People are just too easily offended, or at least they would have you to believe they are. Don’t believe me? Then you weren’t paying attention during this past holiday season. I think “Happy holidays,” is the one of the few polite things you can say to someone and set him off. I’m glad I’ve made it through the season of e-mails telling me where I should and should not buy my family presents, because someone is offended that a store instituted a policy to try to not offend someone. Granted, you would have to have really thin skin and possibly be quite an egomaniac to be truly offended by a polite, “Merry Christmas,” but the same could be said about the other side, too. There are far too many Christians and non-Christians that get their undies in a bunch over things that shouldn’t greatly affect one’s life.
That used to be me, and left unchecked, it can be me. However, I used to be a lot more easily offended than I am now. I didn’t realize it about myself, as many don’t, but I was reminded last week that I truly was. Maybe I knew I was easily offended, but I justified it by knowing I was right, and therefore I should have been offended. I was reminded while being too lazy to find the remote and change the channel. My Wife and Kids came on, and my brain instinctively told me to change it. Cooler and lazier heads prevailed, though, so it stayed on. Now, that show is stupid. I only found it mildly amusing, and that should have been my reason for no longer watching it, but it wasn’t.

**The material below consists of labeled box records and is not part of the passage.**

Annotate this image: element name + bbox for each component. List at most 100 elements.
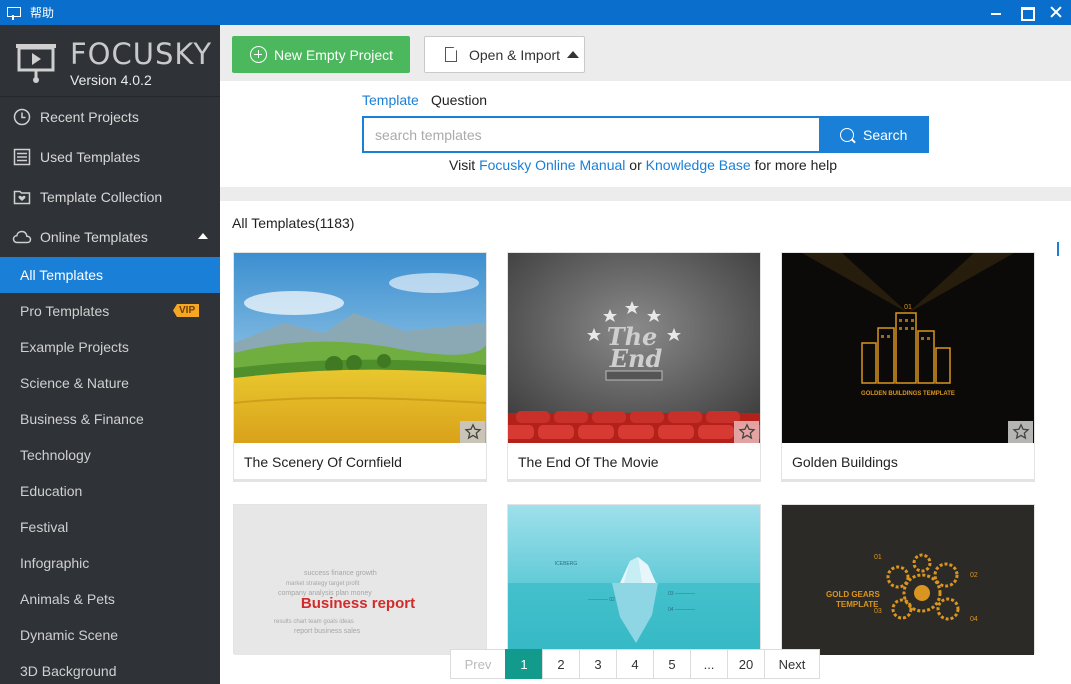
caret-up-icon — [567, 51, 580, 58]
help-mid: or — [625, 157, 646, 173]
help-text: Visit Focusky Online Manual or Knowledge… — [449, 157, 837, 173]
open-import-label: Open & Import — [469, 46, 561, 63]
thumb-caption: GOLDEN BUILDINGS TEMPLATE — [861, 391, 955, 397]
page-3-button[interactable]: 3 — [579, 649, 617, 679]
new-empty-project-button[interactable]: New Empty Project — [232, 36, 410, 73]
svg-text:success finance growth: success finance growth — [304, 570, 377, 577]
svg-text:04: 04 — [970, 616, 978, 623]
category-business-finance[interactable]: Business & Finance — [0, 401, 220, 437]
template-card[interactable]: success finance growth market strategy t… — [233, 504, 487, 655]
svg-text:03 ————: 03 ———— — [668, 591, 695, 597]
chevron-up-icon[interactable] — [198, 233, 208, 239]
svg-text:market strategy target prof: market strategy target profit — [286, 581, 360, 587]
cloud-icon — [12, 227, 32, 247]
heart-folder-icon — [12, 187, 32, 207]
pagination: Prev 1 2 3 4 5 ... 20 Next — [450, 649, 820, 679]
template-thumbnail — [234, 253, 486, 443]
category-animals-pets[interactable]: Animals & Pets — [0, 581, 220, 617]
version-label: Version 4.0.2 — [70, 72, 152, 88]
nav-online-templates[interactable]: Online Templates — [0, 217, 220, 257]
svg-text:02: 02 — [970, 572, 978, 579]
document-icon — [445, 47, 457, 62]
favorite-star-icon[interactable] — [734, 421, 759, 443]
thumb-title-line2: End — [609, 344, 663, 373]
next-page-button[interactable]: Next — [764, 649, 820, 679]
app-icon — [6, 6, 21, 20]
toolbar: New Empty Project Open & Import — [220, 25, 1071, 81]
nav-label: Recent Projects — [40, 109, 139, 125]
presentation-board-icon — [16, 44, 56, 83]
page-20-button[interactable]: 20 — [727, 649, 765, 679]
thumb-title: Business report — [301, 595, 415, 612]
category-all-templates[interactable]: All Templates — [0, 257, 220, 293]
vip-badge: VIP — [173, 304, 200, 317]
help-prefix: Visit — [449, 157, 480, 173]
svg-text:TEMPLATE: TEMPLATE — [836, 600, 879, 609]
help-suffix: for more help — [750, 157, 838, 173]
category-label: Science & Nature — [20, 375, 129, 391]
title-bar: 帮助 — [0, 0, 1071, 25]
category-label: 3D Background — [20, 663, 117, 679]
search-button-label: Search — [863, 126, 908, 143]
page-2-button[interactable]: 2 — [542, 649, 580, 679]
window-controls — [981, 0, 1071, 25]
nav-used-templates[interactable]: Used Templates — [0, 137, 220, 177]
page-4-button[interactable]: 4 — [616, 649, 654, 679]
tab-template[interactable]: Template — [362, 92, 419, 108]
prev-page-button[interactable]: Prev — [450, 649, 506, 679]
template-card[interactable]: GOLD GEARS TEMPLATE 01 02 03 04 — [781, 504, 1035, 655]
template-thumbnail: The End — [508, 253, 760, 443]
category-dynamic-scene[interactable]: Dynamic Scene — [0, 617, 220, 653]
online-manual-link[interactable]: Focusky Online Manual — [479, 157, 625, 173]
nav-template-collection[interactable]: Template Collection — [0, 177, 220, 217]
list-icon — [12, 147, 32, 167]
category-label: Technology — [20, 447, 91, 463]
brand-header: FOCUSKY Version 4.0.2 — [0, 25, 220, 97]
category-label: Business & Finance — [20, 411, 144, 427]
minimize-icon[interactable] — [981, 0, 1011, 25]
category-3d-background[interactable]: 3D Background — [0, 653, 220, 684]
svg-text:GOLD GEARS: GOLD GEARS — [826, 590, 880, 599]
category-label: Pro Templates — [20, 303, 110, 319]
category-infographic[interactable]: Infographic — [0, 545, 220, 581]
close-icon[interactable] — [1041, 0, 1071, 25]
favorite-star-icon[interactable] — [1008, 421, 1033, 443]
svg-text:04 ————: 04 ———— — [668, 607, 695, 613]
favorite-star-icon[interactable] — [460, 421, 485, 443]
page-1-button[interactable]: 1 — [505, 649, 543, 679]
template-name: The End Of The Movie — [518, 454, 659, 470]
new-project-label: New Empty Project — [274, 46, 394, 63]
tab-question[interactable]: Question — [431, 92, 487, 108]
template-card[interactable]: The Scenery Of Cornfield — [233, 252, 487, 482]
svg-text:———— 02: ———— 02 — [588, 597, 615, 603]
main-content: New Empty Project Open & Import Template… — [220, 25, 1071, 684]
scrollbar[interactable] — [1057, 242, 1059, 256]
category-label: Education — [20, 483, 83, 499]
template-card[interactable]: 01 GOLDEN BUILDINGS TEMPLATE Golden Buil… — [781, 252, 1035, 482]
template-card[interactable]: The End The End Of The Movie — [507, 252, 761, 482]
nav-label: Online Templates — [40, 229, 148, 245]
category-technology[interactable]: Technology — [0, 437, 220, 473]
template-thumbnail: GOLD GEARS TEMPLATE 01 02 03 04 — [782, 505, 1034, 655]
category-science-nature[interactable]: Science & Nature — [0, 365, 220, 401]
category-example-projects[interactable]: Example Projects — [0, 329, 220, 365]
category-pro-templates[interactable]: Pro Templates VIP — [0, 293, 220, 329]
category-festival[interactable]: Festival — [0, 509, 220, 545]
category-label: Festival — [20, 519, 69, 535]
template-card[interactable]: ICEBERG 03 ———— ———— 02 04 ———— — [507, 504, 761, 655]
search-button[interactable]: Search — [819, 116, 929, 153]
open-import-button[interactable]: Open & Import — [424, 36, 585, 73]
page-5-button[interactable]: 5 — [653, 649, 691, 679]
category-education[interactable]: Education — [0, 473, 220, 509]
knowledge-base-link[interactable]: Knowledge Base — [646, 157, 751, 173]
template-thumbnail: 01 GOLDEN BUILDINGS TEMPLATE — [782, 253, 1034, 443]
sidebar: FOCUSKY Version 4.0.2 Recent Projects Us… — [0, 25, 220, 684]
nav-recent-projects[interactable]: Recent Projects — [0, 97, 220, 137]
brand-name: FOCUSKY — [70, 37, 213, 71]
maximize-icon[interactable] — [1011, 0, 1041, 25]
template-name: Golden Buildings — [792, 454, 898, 470]
svg-text:results chart team goals i: results chart team goals ideas — [274, 619, 354, 625]
clock-icon — [12, 107, 32, 127]
svg-text:01: 01 — [904, 304, 912, 311]
search-input[interactable] — [362, 116, 820, 153]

I didn’t know for sure, but I knew it had offended me, and I had quit. As luck would have it, the very last episode I ever watched was on that day, and I was reminded of the turd I once was.
It did not take much to get me upset when discussing two particular issues, and I was quite content being upset. I’ve always fancied a good argument (or as adults like to say, “debate”), and there has always been something subtly pleasing to me about being angry. It sounds weird, but it’s true. I think it’s because anger made me feel like I was right and everyone else was wrong. If I was wrong, I wouldn’t have been so angry. Right? Of course, right. So what were the issues that got me all riled up? Insulting my religion or my politics. As I look back, insulting someone from the Republican party was nearly as offensive to me as insulting Jesus. In this specific instance – the one from My Wife and Kids – Damon Wayans said his son was dumb, but not George W dumb. When I heard it last week, I laughed out loud – not because I think that joke is particularly funny, but because I was embarrassed by how easily “offended” I was.
There are other things people get faux offended about, of course. I don’t want to dive into all of them, though, for fear I would mention any of your silly overreactions and have you think I’m picking on you specifically. But you should check yourself when you get offended. Was the thing said or done truly offensive, or is it a hot button issue for you that you need to be offended by? Do you just need to scream and be angry about something? Did it really hurt, or are you thinking of ways it could have possibly hurt so that you have something to talk about? And even if you find that you are truly offended, did you act like an adult or a child in your reaction?